Druck is a Carmel Valley resident.
“Williams is a truly complicated fellow. At times, he shows signs of insight and remorse. At other times, he describes himself and what he did with frightening callousness. It’s difficult to say whether he genuinely feels any of these things he claims, even at an elementary level, or has simply learned ‘his lines’ from the years in prison.”
“He may have been suicidal (not homicidal) in his own mind, but it does not appear he was ever in any real danger of killing himself.”
“He claims he was a victim of bullying, shaming (by a teacher) and sexual abuse; that he was an addict; and that he was in a trance during the shooting. And yet, he is able to describe in vivid detail who was there and exactly what happened.”
“It is comprehensible how a severely fragmented (mentally and emotionally), depressed and deranged young man with access to guns, no real supervision, deep feelings of inadequacy and a brain impaired by alcohol and drugs could dig himself into a dark hole and commit heinous acts.”
Michele Borba
Borba is the author of 22 books on parenting, character education and bullying. She helped form Senate Bill 1667, legislation in Sacramento aimed at preventing school shootings. She travels frequently to give talks on those topics, is a contributor to NBC’s “Today” show and has appeared on dozens of national and local TV and radio shows. Borba also works in the United States and overseas with military families.
She lives in Palm Springs.
“Andy Williams is a sad, textbook case of learning the stages of ‘violentization.’ School shooters don’t ‘snap’ overnight. There’s always a slow trajectory into violence and then a final straw in which the youth feels there’s no other option.”
“Studies show a strong correlation between school shooters and those who have been bullied. Take bullying seriously.”
“Positive adult role models can make a difference. Andy had none. Even if parents are ‘ineffective’ or absent, one caring, concerned adult can make a difference in an at-risk child’s life.”

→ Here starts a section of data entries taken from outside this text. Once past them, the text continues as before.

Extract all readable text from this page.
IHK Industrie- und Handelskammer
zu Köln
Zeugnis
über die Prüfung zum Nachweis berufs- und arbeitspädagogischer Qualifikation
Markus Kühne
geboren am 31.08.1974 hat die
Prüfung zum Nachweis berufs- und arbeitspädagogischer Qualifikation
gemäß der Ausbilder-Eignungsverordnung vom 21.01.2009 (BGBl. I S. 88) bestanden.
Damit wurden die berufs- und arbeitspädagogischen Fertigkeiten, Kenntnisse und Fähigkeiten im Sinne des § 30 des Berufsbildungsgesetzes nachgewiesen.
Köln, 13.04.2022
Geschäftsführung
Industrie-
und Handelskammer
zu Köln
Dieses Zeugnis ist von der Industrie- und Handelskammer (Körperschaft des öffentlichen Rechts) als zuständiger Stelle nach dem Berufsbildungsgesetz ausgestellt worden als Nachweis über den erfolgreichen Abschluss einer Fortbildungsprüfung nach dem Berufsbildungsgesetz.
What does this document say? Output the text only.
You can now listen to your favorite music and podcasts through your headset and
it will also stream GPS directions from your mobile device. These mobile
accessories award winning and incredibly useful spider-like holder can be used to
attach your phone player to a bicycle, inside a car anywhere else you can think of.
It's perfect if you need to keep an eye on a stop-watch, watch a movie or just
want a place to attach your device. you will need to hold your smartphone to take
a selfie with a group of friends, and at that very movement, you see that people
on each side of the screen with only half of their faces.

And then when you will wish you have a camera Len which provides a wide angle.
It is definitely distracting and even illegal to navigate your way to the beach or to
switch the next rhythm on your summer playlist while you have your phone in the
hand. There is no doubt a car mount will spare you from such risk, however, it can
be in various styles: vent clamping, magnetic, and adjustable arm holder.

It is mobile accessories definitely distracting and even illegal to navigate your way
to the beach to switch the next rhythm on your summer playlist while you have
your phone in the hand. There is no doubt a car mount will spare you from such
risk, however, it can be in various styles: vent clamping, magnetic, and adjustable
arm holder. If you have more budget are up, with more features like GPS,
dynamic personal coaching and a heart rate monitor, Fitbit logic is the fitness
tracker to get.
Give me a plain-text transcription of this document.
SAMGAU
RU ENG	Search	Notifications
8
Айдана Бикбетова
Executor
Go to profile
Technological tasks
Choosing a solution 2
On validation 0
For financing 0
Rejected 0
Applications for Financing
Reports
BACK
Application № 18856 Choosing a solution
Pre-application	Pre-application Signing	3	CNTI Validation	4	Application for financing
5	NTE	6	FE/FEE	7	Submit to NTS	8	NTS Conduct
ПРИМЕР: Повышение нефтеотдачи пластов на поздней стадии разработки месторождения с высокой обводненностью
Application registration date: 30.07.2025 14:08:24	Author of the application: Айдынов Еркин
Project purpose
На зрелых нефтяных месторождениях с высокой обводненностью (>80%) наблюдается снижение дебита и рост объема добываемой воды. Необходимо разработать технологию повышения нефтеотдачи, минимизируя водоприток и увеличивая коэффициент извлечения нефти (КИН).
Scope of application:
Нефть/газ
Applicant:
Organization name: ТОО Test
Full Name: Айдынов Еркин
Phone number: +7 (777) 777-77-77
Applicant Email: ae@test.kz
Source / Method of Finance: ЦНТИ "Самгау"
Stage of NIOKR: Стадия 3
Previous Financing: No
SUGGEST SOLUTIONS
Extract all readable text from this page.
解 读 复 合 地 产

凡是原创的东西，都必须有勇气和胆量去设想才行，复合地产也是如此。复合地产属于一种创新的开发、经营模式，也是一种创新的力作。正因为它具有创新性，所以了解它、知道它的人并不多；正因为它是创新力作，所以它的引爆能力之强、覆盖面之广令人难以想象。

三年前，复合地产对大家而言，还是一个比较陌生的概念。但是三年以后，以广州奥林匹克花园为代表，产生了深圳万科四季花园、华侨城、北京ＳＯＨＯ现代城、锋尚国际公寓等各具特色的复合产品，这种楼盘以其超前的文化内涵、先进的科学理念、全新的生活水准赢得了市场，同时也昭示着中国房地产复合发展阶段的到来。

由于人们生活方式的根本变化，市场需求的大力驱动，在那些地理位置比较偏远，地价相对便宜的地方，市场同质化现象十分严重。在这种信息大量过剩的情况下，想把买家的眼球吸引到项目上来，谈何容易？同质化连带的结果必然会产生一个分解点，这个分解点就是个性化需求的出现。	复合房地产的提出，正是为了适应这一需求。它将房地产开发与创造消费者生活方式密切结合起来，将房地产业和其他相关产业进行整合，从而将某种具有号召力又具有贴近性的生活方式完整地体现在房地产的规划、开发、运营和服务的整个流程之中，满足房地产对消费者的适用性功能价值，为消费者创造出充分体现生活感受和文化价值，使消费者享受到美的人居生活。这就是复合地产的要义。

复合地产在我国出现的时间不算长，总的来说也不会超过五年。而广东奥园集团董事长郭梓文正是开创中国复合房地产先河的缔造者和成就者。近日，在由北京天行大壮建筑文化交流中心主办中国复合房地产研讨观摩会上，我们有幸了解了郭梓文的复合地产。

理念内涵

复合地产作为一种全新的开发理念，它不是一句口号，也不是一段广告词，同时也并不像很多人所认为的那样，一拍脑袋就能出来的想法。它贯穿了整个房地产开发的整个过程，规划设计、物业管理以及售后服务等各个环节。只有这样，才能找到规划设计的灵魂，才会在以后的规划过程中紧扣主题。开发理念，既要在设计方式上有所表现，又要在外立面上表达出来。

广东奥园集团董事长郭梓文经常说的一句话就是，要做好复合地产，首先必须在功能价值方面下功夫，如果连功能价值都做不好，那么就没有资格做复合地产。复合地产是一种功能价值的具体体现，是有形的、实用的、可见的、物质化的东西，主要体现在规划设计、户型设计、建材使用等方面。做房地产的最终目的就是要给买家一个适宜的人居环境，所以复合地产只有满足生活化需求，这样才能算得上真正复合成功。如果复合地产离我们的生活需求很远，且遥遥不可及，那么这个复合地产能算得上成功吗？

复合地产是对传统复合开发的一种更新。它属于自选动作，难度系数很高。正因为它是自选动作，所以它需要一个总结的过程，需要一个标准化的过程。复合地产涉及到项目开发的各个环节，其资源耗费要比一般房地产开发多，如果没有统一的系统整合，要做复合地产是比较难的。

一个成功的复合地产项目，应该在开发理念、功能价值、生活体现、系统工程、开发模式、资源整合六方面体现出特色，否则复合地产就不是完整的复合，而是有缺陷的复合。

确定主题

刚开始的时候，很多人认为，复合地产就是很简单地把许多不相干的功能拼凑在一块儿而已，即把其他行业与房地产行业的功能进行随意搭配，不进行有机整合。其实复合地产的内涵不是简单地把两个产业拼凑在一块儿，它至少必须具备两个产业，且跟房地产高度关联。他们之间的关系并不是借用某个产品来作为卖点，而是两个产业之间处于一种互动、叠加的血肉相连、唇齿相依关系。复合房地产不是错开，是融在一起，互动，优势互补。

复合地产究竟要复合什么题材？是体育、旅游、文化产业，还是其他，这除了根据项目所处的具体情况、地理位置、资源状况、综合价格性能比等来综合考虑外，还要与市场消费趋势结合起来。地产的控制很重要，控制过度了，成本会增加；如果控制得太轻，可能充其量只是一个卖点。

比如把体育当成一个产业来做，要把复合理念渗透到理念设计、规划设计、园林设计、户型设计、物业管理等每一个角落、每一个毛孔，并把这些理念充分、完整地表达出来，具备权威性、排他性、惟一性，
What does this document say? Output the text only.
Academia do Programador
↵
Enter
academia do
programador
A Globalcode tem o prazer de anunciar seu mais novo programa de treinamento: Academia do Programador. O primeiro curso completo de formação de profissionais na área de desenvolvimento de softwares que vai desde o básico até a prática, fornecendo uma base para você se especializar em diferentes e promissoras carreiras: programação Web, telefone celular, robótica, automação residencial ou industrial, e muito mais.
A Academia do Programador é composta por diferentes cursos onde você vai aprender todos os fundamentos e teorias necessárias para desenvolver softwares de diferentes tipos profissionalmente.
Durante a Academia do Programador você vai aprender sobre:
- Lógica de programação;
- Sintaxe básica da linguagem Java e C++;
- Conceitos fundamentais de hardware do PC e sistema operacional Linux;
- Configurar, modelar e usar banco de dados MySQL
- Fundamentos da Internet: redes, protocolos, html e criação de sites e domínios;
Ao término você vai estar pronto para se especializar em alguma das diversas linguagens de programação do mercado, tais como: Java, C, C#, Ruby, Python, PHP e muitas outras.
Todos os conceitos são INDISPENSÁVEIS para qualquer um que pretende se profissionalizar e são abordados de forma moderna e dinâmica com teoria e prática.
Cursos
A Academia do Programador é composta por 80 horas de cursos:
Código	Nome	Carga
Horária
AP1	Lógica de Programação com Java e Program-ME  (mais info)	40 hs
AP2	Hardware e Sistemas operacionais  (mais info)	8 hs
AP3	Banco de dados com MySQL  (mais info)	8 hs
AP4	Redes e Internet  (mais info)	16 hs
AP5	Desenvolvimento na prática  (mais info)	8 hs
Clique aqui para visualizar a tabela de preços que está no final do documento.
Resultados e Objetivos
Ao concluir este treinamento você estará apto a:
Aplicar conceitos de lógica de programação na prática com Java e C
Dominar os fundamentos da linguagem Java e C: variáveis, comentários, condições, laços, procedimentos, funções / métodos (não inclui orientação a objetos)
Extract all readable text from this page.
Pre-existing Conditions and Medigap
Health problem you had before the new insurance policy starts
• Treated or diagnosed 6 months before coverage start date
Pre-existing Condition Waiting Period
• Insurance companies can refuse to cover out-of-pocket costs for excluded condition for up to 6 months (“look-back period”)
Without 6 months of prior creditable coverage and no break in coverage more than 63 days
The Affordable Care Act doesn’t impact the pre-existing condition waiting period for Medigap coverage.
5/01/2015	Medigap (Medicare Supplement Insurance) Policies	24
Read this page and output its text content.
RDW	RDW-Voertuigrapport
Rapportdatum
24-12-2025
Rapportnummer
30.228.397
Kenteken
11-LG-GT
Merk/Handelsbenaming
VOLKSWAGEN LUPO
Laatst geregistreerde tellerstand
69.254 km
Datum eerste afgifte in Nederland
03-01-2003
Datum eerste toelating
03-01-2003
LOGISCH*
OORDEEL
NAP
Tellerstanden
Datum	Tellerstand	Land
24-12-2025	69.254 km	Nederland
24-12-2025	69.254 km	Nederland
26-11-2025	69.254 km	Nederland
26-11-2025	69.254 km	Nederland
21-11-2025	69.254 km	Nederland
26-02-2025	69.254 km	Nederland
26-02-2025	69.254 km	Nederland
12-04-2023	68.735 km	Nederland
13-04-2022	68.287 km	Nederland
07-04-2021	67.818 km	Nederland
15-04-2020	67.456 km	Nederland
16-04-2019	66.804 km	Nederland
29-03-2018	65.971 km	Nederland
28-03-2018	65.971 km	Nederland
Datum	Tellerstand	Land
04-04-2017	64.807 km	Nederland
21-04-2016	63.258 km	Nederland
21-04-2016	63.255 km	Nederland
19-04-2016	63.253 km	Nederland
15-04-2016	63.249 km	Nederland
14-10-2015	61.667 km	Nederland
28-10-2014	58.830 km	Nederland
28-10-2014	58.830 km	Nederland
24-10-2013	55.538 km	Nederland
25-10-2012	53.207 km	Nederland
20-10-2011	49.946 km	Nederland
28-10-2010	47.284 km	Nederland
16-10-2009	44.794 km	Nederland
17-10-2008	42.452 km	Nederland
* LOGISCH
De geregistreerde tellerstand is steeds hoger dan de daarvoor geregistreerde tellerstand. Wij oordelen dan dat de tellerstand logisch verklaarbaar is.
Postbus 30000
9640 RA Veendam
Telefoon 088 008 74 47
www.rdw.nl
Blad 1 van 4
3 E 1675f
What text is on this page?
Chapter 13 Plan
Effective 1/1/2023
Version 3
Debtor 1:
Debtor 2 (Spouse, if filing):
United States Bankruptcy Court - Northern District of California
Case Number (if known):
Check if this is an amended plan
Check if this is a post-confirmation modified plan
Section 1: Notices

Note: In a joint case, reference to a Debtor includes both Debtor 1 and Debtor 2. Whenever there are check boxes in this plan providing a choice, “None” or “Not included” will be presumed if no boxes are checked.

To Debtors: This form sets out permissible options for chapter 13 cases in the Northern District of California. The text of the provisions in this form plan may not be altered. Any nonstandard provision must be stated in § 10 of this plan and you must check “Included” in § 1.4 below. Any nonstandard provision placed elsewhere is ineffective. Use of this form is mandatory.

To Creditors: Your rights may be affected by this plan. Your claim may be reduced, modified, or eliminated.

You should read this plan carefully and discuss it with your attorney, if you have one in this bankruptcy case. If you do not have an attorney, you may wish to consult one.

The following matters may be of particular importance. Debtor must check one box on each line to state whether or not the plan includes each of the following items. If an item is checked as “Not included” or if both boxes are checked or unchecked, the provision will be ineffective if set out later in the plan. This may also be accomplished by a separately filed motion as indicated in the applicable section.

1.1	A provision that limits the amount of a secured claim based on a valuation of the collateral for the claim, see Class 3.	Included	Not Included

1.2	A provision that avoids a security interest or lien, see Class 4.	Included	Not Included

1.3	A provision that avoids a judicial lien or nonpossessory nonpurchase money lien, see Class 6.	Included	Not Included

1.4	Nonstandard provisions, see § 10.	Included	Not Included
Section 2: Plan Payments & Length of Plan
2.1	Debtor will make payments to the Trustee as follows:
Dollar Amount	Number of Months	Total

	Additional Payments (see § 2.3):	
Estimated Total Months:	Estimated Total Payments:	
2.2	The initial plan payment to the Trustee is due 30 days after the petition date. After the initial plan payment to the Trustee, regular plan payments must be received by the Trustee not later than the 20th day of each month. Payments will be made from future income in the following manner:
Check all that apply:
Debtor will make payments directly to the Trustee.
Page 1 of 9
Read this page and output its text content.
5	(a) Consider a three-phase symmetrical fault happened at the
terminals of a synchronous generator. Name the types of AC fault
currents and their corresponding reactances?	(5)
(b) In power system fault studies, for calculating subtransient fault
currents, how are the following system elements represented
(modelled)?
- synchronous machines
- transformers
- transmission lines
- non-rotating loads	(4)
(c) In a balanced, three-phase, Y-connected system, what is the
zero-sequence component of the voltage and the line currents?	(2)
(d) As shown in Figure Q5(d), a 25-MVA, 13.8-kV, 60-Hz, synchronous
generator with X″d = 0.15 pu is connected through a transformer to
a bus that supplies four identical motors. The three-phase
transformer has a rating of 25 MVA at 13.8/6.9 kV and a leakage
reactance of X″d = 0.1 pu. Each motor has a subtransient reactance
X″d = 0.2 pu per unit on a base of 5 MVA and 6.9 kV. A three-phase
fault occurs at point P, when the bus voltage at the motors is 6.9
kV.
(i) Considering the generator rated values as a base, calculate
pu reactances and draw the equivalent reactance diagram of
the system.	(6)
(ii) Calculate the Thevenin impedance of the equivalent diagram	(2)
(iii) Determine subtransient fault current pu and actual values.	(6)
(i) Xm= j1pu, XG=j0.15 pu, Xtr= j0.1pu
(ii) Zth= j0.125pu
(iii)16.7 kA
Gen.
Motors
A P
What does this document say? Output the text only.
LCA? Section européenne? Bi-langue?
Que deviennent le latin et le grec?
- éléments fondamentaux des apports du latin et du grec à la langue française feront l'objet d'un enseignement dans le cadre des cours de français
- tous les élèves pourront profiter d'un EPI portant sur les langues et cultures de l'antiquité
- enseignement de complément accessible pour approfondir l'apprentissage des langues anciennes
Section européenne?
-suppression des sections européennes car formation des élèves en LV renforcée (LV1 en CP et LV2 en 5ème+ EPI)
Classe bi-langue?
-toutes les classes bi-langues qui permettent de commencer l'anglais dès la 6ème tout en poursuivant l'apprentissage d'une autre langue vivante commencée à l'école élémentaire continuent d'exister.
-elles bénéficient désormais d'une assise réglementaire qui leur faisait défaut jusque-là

“There’s a fine line between homicide and suicide, and a youth can go either way. Andy was depressed, and he was suicidal-homicidal. ... There is a critical need for high school counselors who are there to do ‘mental work,’ not just academics and vocational work.”
“Seventy-five percent of students who commit homicide or suicide tell a peer beforehand. Andy had a plan — and he told his peers. But no one ever took him seriously. Peers, parents and educators need to step in.”
“Andy Williams is alive — and is telling his story. We need to listen, and even more important, put into place proven practices that will reduce another tragedy.”
Christopher Yanov
As founder and president of the nationally renowned organization Reality Changers, which tries to transform at-risk youths into academic achievers, Yanov focuses on signs of trouble in teens and offers targeted intervention.
His nonprofit group is based in City Heights.
“Encourage youths to develop, seek out and accomplish their goals. If a young man believes he can do anything in life or a young woman believes that her future is limitless, what are the odds that he/she will choose to fire a gun at someone? One out of infinity?”
“These goals or life options must be perceived as both real and realistic. Sure, everyone can say they want to become doctors, but only with regular, positive interactions with people in the medical industry will such dreams have a higher likelihood of coming true.”
“Lastly, words and expectations matter — from parents, teachers, friends and peers.”